# Kensington Cat Club Show 28 july



## caroline jamalaca (Jul 29, 2012)

Did anyone attend this show? Love to hear your views!


----------



## draculita (Jun 15, 2008)

I attended and found it a little disorganised. People were complaining about missing ribbons, asking why the catalogue would say one thing and and being told something differernt. If you asked a show organiser a question you were passed off.


----------



## caroline jamalaca (Jul 29, 2012)

They have told me we will receive the missing ribbons, If they haven't come in a fortnight I will phone!


----------



## Soupie (Sep 2, 2008)

Didn't attend after being spoken to like a piece of poo by Show Manager last year and watching her treat exhibitors with utter contempt


----------



## Steverags (Jul 19, 2010)

Soupie, we were one of the exhibitors who was not treated very well last year, with our boy winning BIS Pet Pedigree, which was never announced and it was only after the show manager had closed the show the BIS judge insisted that our cats were put in the BIS pens and pics taken, Pedigree cats were treated ok, however, Non Ped and Pet Pedigree were treated like 2nd class citizens, it was awful as there were two BIS pens for them. Hence we chose not to do the show this year, shame really as they would have had our 3 cats entries which I am sure would have helped a bit with their entries and also our pet ped could have been entered in the other show too as it was a double show.

The show manager had no respect I am affraid to say for the exhibitors especially in the household pet section. I have been showing 11 years and never been treated so badly and never had a bad word to say about a show manager but did feel we were treated unfairly. Being on a show committee myself you are always courtious to your exhibitors no matter how your day is going or how busy you are. 

I see there was no ragdolls at all at the Kensington, which is very rare to see.

Christine


----------



## raggs (Aug 3, 2008)

Thankfully most show managers are great and do a fantastic job on show day and anyone who knows anything about cat shows will know its a bloody hard days work, But i think if i was spoken to in a horrible way i think i would write a letter to the GCCF explaining how you were treated, at the end of the day it costs exhibitors a lot of money to enter these shows and apart from showing off all of our gorgeous cats pets or ped its supposed to be a fun day well its not going to be fun to come away dissapointed. These show managers have to conform to GCCF rules and if they dont your quite within your right to complain to the GCCF.......best wishes........Chris


----------



## rcmadd (Feb 6, 2011)

the only problem with complaining to the gccf... is the cost


----------



## caroline jamalaca (Jul 29, 2012)

draculita said:


> I attended and found it a little disorganised. People were complaining about missing ribbons, asking why the catalogue would say one thing and and being told something differernt. If you asked a show organiser a question you were passed off.


I received my ribbons today!


----------



## redfeet (Sep 16, 2012)

caroline jamalaca said:


> Did anyone attend this show? Love to hear your views!

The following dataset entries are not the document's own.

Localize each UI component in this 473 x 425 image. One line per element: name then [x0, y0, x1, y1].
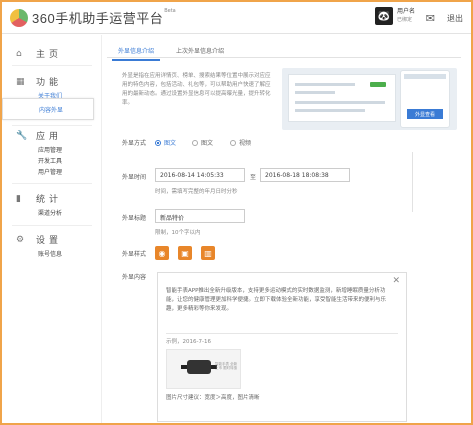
type-option-1[interactable]: 图文 [155, 138, 176, 147]
example-label: 示例，2016-7-16 [166, 339, 211, 345]
preview-illustration: 外显查看 [282, 68, 457, 130]
sidebar-section-settings[interactable]: ⚙ 设置 [16, 233, 62, 247]
sidebar-item-channel[interactable]: 渠道分析 [38, 208, 62, 217]
sidebar-home[interactable]: ⌂ 主页 [16, 47, 62, 61]
preview-green-button [370, 82, 386, 87]
preview-view-button[interactable]: 外显查看 [407, 109, 443, 119]
intro-text: 外显是指在应用详情页、榜单、搜索结果等位置中展示对应应用的特色内容，包括活动、礼… [122, 73, 271, 106]
time-range-separator: 至 [250, 174, 257, 181]
logo[interactable]: 360手机助手运营平台 Beta [10, 8, 176, 27]
mail-icon[interactable]: ✉ [426, 12, 435, 25]
sidebar-item-account[interactable]: 账号信息 [38, 249, 62, 258]
grid-icon: ▦ [16, 76, 25, 87]
type-option-2[interactable]: 图文 [192, 138, 213, 147]
gift-icon[interactable]: ▥ [201, 246, 215, 260]
app-window: 360手机助手运营平台 Beta 🐼 用户名 已绑定 ✉ 退出 ⌂ 主页 ▦ 功… [0, 0, 473, 425]
end-time-input[interactable]: 2016-08-18 18:08:38 [260, 168, 350, 182]
tab-bar: 外显信息介绍 上次外显信息介绍 [112, 42, 240, 61]
tab-last-intro[interactable]: 上次外显信息介绍 [170, 42, 230, 61]
divider [12, 183, 92, 184]
type-label: 外显方式 [122, 140, 147, 147]
tab-intro[interactable]: 外显信息介绍 [112, 42, 161, 61]
gear-icon: ⚙ [16, 234, 25, 245]
image-caption: 智能手表 全新上市 限时特惠 [215, 362, 238, 370]
user-menu[interactable]: 🐼 用户名 已绑定 [374, 7, 415, 25]
logout-link[interactable]: 退出 [447, 13, 463, 24]
sidebar-item-app-manage[interactable]: 应用管理 [38, 145, 62, 154]
radio-icon [155, 139, 161, 146]
user-name: 用户名 [396, 8, 415, 15]
phone-mock: 外显查看 [400, 70, 450, 128]
top-bar: 360手机助手运营平台 Beta 🐼 用户名 已绑定 ✉ 退出 [2, 2, 471, 34]
divider [12, 65, 92, 66]
home-icon: ⌂ [16, 48, 22, 59]
sidebar: ⌂ 主页 ▦ 功能 关于我们 内容外显 🔧 应用 应用管理 开发工具 用户管理 … [2, 35, 102, 423]
editor-footer: 图片尺寸建议：宽度＞高度，图片清晰 [166, 395, 260, 401]
avatar[interactable]: 🐼 [374, 7, 393, 25]
watch-icon [187, 360, 211, 374]
title-input[interactable]: 新品特价 [155, 209, 245, 223]
content-editor[interactable]: ✕ 智能手表APP推出全新升级版本，支持更多运动模式的实时数据监测，新增睡眠质量… [157, 272, 407, 422]
start-time-input[interactable]: 2016-08-14 14:05:33 [155, 168, 245, 182]
user-status: 已绑定 [396, 17, 412, 23]
sidebar-section-apps[interactable]: 🔧 应用 [16, 129, 62, 143]
time-hint: 时间，需填写完整的年月日时分秒 [155, 189, 238, 195]
type-option-3[interactable]: 视频 [230, 138, 251, 147]
style-label: 外显样式 [122, 251, 147, 258]
radio-icon [192, 139, 198, 146]
tab-divider [107, 57, 461, 58]
sidebar-item-active[interactable]: 内容外显 [2, 98, 94, 120]
divider [166, 333, 398, 334]
time-label: 外显时间 [122, 174, 147, 181]
content-label: 外显内容 [122, 274, 147, 281]
sidebar-section-features[interactable]: ▦ 功能 [16, 75, 62, 89]
logo-text: 360手机助手运营平台 [32, 11, 164, 26]
logo-icon [10, 8, 28, 27]
bar-chart-icon: ▮ [16, 193, 21, 204]
eye-icon[interactable]: ◉ [155, 246, 169, 260]
divider [412, 152, 413, 212]
wrench-icon: 🔧 [16, 130, 28, 141]
title-hint: 限制，10个字以内 [155, 230, 201, 236]
title-label: 外显标题 [122, 215, 147, 222]
divider [12, 225, 92, 226]
radio-icon [230, 139, 236, 146]
editor-text[interactable]: 智能手表APP推出全新升级版本，支持更多运动模式的实时数据监测，新增睡眠质量分析… [166, 287, 391, 314]
sidebar-item-dev-tools[interactable]: 开发工具 [38, 156, 62, 165]
example-image: 智能手表 全新上市 限时特惠 [166, 349, 241, 389]
divider [12, 125, 92, 126]
beta-badge: Beta [164, 8, 176, 14]
sidebar-section-stats[interactable]: ▮ 统计 [16, 192, 62, 206]
close-icon[interactable]: ✕ [392, 276, 400, 286]
sidebar-item-users[interactable]: 用户管理 [38, 167, 62, 176]
chat-icon[interactable]: ▣ [178, 246, 192, 260]
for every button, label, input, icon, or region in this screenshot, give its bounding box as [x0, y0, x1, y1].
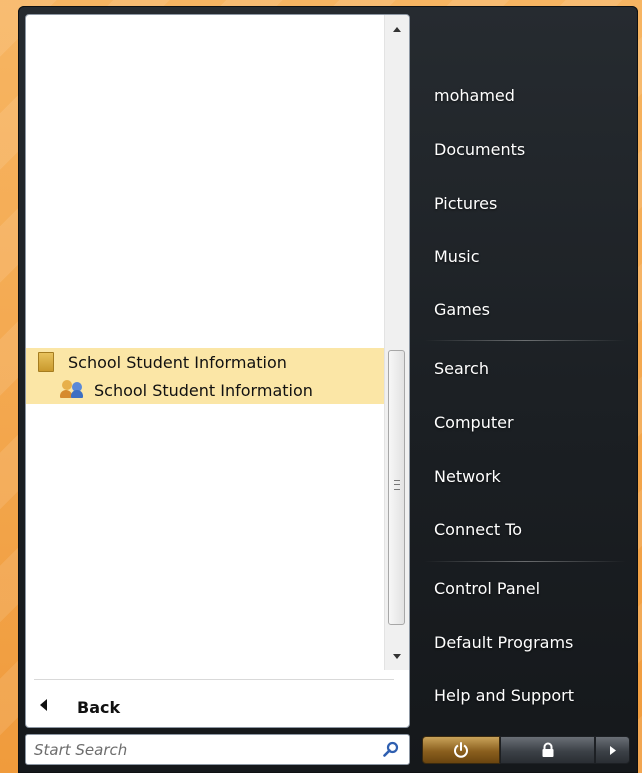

shambles and very rude ! think the show manager should be replaced and someone mre polite and helpful put in place


----------



## redfeet (Sep 16, 2012)

caroline jamalaca said:


> They have told me we will receive the missing ribbons, If they haven't come in a fortnight I will phone!


still no sign of mine and show manager says tough is my problem.What a bad image for the cat worldd and the hard working team at the show.I would seriously think about replacing them asap.


----------



## redfeet (Sep 16, 2012)

raggs said:


> Thankfully most show managers are great and do a fantastic job on show day and anyone who knows anything about cat shows will know its a bloody hard days work, But i think if i was spoken to in a horrible way i think i would write a letter to the GCCF explaining how you were treated, at the end of the day it costs exhibitors a lot of money to enter these shows and apart from showing off all of our gorgeous cats pets or ped its supposed to be a fun day well its not going to be fun to come away dissapointed. These show managers have to conform to GCCF rules and if they dont your quite within your right to complain to the GCCF.......best wishes........Chris


tried to complain but seems hhp have no rights in the showworld and nothing can be done at present dispite paying the same fees.


----------